4. Vertical Jumps with Headers

Take one step forward with your right leg. Slightly bend the left leg and push off the left foot to jump straight up. Remember the proper landing technique; accept the weight on the ball of your foot with a slight bend to the knee. Do 20 repetitions and switch sides.

5. Scissors Jump

Stand forward with hands at your side. Jump forward with your right leg. Keep your right knee over your ankle. Now, push off with your right foot and propel your left leg forward into a lunge position. Look at your positioning and make sure it is correct. Be sure your knee does not cave in or out. They should be stable and directly over the ankle. Remember the proper landing technique. Do 20 times.


Agilities are the last portion of the program and involve proprioceptive training; that is, developing your sense of joint position. This allows you to train the knee joint to deal with situations encountered in a game. They are sport specific.

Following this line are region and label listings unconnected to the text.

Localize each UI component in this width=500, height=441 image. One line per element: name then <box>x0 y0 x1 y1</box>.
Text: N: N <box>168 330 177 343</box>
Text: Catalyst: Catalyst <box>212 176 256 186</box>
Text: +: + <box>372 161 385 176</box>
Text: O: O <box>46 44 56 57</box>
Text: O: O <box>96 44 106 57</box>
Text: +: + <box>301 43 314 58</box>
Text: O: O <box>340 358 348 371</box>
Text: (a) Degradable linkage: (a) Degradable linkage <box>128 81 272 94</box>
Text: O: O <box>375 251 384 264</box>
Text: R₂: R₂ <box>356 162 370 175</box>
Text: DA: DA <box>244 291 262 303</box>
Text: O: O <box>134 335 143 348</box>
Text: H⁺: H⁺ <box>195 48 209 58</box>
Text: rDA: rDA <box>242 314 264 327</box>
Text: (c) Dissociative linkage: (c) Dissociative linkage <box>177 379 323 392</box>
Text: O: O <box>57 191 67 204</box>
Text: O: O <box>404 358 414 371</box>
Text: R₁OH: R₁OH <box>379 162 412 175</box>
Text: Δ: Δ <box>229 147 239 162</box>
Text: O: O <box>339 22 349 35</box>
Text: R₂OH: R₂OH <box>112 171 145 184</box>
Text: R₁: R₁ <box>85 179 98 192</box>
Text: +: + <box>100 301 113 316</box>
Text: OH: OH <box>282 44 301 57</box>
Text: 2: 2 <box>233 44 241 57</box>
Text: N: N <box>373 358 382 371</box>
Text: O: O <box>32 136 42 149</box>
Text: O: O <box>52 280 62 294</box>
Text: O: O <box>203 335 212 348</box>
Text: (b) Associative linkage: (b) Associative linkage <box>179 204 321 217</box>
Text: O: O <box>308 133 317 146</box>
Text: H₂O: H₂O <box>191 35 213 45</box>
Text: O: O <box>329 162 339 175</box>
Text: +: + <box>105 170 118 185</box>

1. Shuttle Run with Forward/Backward Running

Set up two lines of cones using eight to 10 cones total. The lines should be about 10 yards apart. Space them so that you will make a diagonal pattern as you run from one line to the other. Starting at the first cone, sprint forward to the second cone. Run backward to the third cone. Sprint forward to the fourth cone, and so on. It should take 30 to 60 seconds to run through the course. Perform three times.

2. Diagonal Run

Set up cones as described above. Face forward and run to the first cone on the left. Pivot off the right leg (outside foot) and run to the second cone. Now pivot off the left leg and continue onto the third cone. Make sure that the inside leg or the pivot leg does not cave in. Keep a slight bend to the knee and make sure the knee stays over the ankle joint. Perform three times.

3. Bounding Run

Starting on the near sideline, run to the far side with knees up toward chest. Bring your knees up high. Land on the ball of your foot. Keep a slight bend at the knee. Your hip should be level, rather than dipping to one side or the other. Increase the distance of the run as this exercise gets easier. Perform 30 to 60 seconds.